Facts: Respondents issued, on different dates, 42 search warrants against petitioners personally,
and/or corporations for which they are officers directing peace officers to search the persons of
petitioners and premises of their offices, warehouses and/or residences to search for personal
properties books of accounts, financial records, vouchers, correspondence, receipts, ledgers,
journals, portfolios, credit journals, typewriters, and other documents showing all business
transactions including disbursement receipts, balance sheets and profit and loss statements and

Bobbins(cigarettes) as the subject of the offense for violations of Central Bank Act, Tariff and
Customs Laws, Internal Revenue Code, and Revised Penal Code.
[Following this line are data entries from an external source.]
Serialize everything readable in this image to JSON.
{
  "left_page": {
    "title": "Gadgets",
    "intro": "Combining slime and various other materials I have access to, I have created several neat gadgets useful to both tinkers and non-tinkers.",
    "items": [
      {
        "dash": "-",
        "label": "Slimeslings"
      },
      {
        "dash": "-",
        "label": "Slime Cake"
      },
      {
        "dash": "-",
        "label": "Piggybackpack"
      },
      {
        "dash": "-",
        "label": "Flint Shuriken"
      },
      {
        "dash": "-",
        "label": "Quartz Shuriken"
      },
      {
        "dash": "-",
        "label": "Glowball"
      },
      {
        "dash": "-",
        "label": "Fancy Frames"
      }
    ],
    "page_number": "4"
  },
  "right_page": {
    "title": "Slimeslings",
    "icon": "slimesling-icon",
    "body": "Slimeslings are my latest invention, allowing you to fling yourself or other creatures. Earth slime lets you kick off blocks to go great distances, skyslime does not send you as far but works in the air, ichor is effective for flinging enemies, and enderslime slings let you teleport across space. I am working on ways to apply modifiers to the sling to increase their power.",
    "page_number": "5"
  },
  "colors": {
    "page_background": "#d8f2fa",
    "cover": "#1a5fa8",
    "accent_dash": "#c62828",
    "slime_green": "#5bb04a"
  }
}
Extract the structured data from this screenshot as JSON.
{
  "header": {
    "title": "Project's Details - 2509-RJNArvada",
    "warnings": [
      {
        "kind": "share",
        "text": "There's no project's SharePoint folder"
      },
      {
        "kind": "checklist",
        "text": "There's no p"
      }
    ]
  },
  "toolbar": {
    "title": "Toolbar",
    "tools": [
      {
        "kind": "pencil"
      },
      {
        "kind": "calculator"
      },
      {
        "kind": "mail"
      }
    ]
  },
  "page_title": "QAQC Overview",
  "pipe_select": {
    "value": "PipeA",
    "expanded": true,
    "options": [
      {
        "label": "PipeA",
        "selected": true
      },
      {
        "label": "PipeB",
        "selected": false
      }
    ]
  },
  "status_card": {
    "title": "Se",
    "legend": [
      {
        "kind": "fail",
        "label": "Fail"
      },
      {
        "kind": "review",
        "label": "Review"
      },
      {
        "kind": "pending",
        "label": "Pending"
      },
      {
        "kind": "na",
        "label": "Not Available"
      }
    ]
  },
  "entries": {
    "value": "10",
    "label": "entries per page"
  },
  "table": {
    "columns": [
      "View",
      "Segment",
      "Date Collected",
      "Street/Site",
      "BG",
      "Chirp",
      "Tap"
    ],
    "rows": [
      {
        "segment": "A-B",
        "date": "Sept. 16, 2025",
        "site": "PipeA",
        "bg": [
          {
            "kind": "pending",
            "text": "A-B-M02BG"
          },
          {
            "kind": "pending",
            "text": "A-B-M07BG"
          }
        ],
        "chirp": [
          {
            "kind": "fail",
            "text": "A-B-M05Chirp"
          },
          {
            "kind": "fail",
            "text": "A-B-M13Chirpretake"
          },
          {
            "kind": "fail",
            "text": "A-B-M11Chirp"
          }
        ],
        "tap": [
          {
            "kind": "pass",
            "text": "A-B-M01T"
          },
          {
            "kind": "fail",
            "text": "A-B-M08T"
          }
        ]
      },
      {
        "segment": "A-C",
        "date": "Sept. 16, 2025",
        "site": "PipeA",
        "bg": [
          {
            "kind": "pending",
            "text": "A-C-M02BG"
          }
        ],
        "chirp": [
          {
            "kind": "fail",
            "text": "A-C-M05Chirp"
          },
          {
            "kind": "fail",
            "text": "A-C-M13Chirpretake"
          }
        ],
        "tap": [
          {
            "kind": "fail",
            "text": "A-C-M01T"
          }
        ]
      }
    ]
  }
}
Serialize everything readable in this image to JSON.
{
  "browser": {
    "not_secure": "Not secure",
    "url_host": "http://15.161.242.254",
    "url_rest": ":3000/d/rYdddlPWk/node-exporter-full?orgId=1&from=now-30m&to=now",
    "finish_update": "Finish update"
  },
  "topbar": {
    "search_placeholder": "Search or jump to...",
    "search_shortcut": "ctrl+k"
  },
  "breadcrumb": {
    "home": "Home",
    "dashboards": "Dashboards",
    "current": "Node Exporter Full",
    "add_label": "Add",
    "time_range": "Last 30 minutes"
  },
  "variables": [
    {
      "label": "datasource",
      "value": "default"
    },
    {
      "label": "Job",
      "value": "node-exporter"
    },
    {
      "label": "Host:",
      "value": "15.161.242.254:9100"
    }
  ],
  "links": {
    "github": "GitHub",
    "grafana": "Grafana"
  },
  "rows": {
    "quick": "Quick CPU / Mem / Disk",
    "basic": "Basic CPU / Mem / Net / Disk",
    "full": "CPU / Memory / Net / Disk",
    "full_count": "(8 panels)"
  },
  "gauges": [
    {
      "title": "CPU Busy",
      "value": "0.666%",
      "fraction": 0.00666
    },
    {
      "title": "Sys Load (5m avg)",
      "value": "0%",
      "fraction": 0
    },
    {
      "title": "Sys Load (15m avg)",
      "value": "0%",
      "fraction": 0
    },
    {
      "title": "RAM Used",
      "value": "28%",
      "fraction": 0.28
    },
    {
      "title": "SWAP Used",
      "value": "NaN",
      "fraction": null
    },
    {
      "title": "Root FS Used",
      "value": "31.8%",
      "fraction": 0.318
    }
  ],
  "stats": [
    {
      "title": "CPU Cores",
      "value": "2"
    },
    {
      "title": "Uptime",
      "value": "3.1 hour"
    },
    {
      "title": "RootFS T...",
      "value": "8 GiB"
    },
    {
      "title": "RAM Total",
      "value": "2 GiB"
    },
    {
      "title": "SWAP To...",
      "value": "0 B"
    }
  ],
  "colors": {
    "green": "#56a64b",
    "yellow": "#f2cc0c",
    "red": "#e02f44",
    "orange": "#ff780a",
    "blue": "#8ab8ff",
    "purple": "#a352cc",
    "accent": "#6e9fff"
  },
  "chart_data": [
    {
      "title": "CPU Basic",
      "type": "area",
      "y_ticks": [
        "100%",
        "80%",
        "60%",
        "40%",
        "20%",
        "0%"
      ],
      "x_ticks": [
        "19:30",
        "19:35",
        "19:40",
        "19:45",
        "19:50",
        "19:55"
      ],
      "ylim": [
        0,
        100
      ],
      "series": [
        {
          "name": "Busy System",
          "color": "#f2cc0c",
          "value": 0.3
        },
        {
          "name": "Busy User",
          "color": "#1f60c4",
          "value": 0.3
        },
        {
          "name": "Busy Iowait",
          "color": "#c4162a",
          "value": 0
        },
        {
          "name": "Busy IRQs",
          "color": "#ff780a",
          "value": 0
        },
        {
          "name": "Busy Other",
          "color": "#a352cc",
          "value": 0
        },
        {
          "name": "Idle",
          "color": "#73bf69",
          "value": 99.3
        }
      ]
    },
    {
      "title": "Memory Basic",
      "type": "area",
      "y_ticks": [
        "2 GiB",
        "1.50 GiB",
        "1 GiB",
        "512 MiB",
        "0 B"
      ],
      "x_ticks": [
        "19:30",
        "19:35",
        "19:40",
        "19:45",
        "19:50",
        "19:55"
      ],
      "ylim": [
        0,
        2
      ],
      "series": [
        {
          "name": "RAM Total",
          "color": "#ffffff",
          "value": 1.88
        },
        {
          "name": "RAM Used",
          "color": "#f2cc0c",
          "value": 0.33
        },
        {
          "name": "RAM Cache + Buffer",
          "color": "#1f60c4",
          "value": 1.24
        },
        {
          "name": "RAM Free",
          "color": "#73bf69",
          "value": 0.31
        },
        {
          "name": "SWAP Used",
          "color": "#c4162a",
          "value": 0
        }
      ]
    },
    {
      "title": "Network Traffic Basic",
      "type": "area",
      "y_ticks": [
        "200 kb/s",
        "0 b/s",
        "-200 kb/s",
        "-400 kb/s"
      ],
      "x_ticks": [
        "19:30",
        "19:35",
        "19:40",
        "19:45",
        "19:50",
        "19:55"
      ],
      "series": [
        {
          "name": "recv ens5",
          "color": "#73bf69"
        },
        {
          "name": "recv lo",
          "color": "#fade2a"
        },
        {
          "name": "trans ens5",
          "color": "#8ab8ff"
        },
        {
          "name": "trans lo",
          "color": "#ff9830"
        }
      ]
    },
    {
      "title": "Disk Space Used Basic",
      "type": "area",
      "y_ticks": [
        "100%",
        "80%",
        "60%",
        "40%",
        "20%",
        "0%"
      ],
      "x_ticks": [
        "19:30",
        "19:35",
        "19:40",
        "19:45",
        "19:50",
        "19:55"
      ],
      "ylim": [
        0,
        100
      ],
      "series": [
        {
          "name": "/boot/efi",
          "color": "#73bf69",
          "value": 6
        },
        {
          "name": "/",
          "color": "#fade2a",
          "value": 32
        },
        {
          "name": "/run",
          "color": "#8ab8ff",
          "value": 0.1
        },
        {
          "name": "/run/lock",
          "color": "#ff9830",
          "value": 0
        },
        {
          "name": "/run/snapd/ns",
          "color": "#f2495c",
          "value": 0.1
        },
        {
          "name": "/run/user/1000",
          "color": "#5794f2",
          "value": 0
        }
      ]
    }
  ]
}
Upon effecting the search in the offices of the aforementioned corporations and on the respective
residences of the petitioners, there seized documents, papers, money and other records.
Petitioners then were subjected to deportation proceedings and were constrained to question the
legality of the searches and seizures as well as the admissibility of those seized as evidence
against them.

On March 20, 1962, the SC issued a writ of preliminary injunction and partially lifted the same
on June 29, 1962 with respect to some documents and papers.

Held:

Search warrants issued were violative of the Constitution and the Rules, thus, illegal or being
general warrants. There is no probable cause and warrant did not particularly specify the things
to be seized. The purpose of the requirement is to avoid placing the sanctity of the domicile and
the privacy of communication and correspondence at the mercy of the whims, caprice or passion
of peace officers.
Document seized from an illegal search warrant is not admissible in court as a fruit of a
poisonous tee. However, they could not be returned, except if warranted by the circumstances.
Petitioners were not the proper party to question the validity and return of those taken from the
corporations for which they acted as officers as they are treated as personality different from that
of the corporation.

People vs Marti

Facts:
Marti went to a packaging centre in Manila for the latter to deliver the package of the
former in Switzerland. Before the delivery, there is this standard operating procedure of Bureau
of Customs and Bureau of Post to open the package. A private individual, working in the said
establishment, opened the package. He saw a Marijuana in the box. Marti now is charged under
Dangerous Drugs Act. Marti contended however that the seizure is illegal therefore the evidence
against him should be inadmissible.
Issue:
Whether Marti can invoked his right against illegal seizure in the case at bar
Held:
No. The constitutional proscription against unlawful searches and seizures applies as a
restraint directed only against the government and its agencies tasked with the enforcement of
the law. It is not meant to be invoked against acts of private individuals.